Lillian stood at the center of a large group of 367 wives. She enjoyed her role as the confidante of young wives and the envy of the wives her own age. As she stood among them leading the conversation through small rhetorical hills, she looked around at" her girls" and could put them in categories by signs she recognized. The daily golfers had dark, unseasonal tans and the hard casualness of women who had strolled the front nine too many times to curb the restlessness they felt when exiled to the small towns where the Marines built their bases. She saw women who smiled too much or drank too much and these were the women ordered to have a good time by their husbands. There were women who clung to her and laughed at her every joke, and administered to her every whim, and she knew that these were the ambitious women who were driving their husbands forward in the ranks. There were many others who could not be shuffled into convenient categories, but it was because they were skilled at hiding the signs of their satisfaction or their discontent. Whatever their story, these wives were appendages, roses climbing on the trellises. Their roles were decorative on this night and on all others; the glory was their husband's and their sustenance came from what nourishment they could derive from his reflection. In the room, the band played slow waltzes and streamers began to sag from the roof in scarlet, gold, and forest green parabolas, and Lillian talked gaily to the wives, her friends, her comrades, her rivals.

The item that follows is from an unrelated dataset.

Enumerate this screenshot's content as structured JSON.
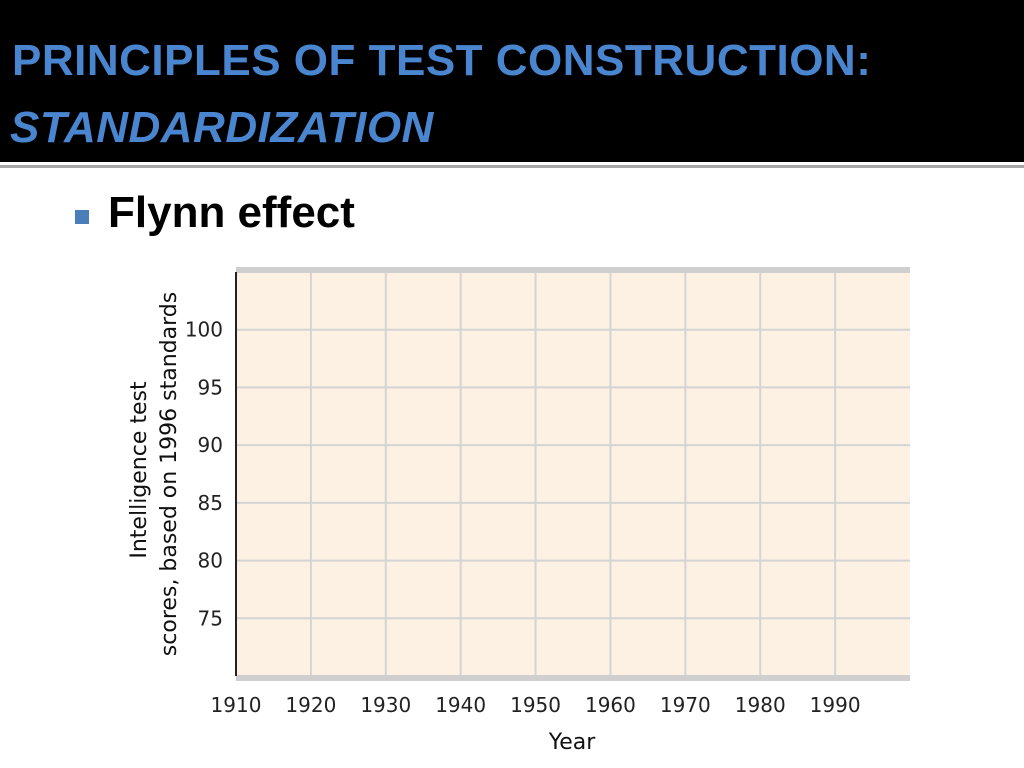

As she went to fetch her husband she found him talking to a group of four young pilots from 367. Like pilots everywhere they had escaped from their wives to talk about flying. Bull had reached a point of inarticulateness, and he was demonstrating a maneuver by using his hands as the aircraft. Sooner or later, pilots always resorted to their hands when discussing the mysteries and secrets of flight. Lillian went up to her husband and as soon as every eye was on her, she curtsied charmingly and asked him for the next dance.
Ben was emptying a bag of dog feces onto a large plate on the dining room table. Mary Anne, using a spatula from her mother's silver service, was shaping the feces into a remote semblance of a cake. Their noses wrinkling in disgust, yet enjoying their inclusion for the first time into this forbidden bacchanal, Karen and Matt watched each detail of the operation with the keenest interest. Fearing youthful tongues, Ben and Mary Anne had not allowed the other two to participate in their bastardized version of the ball until this year.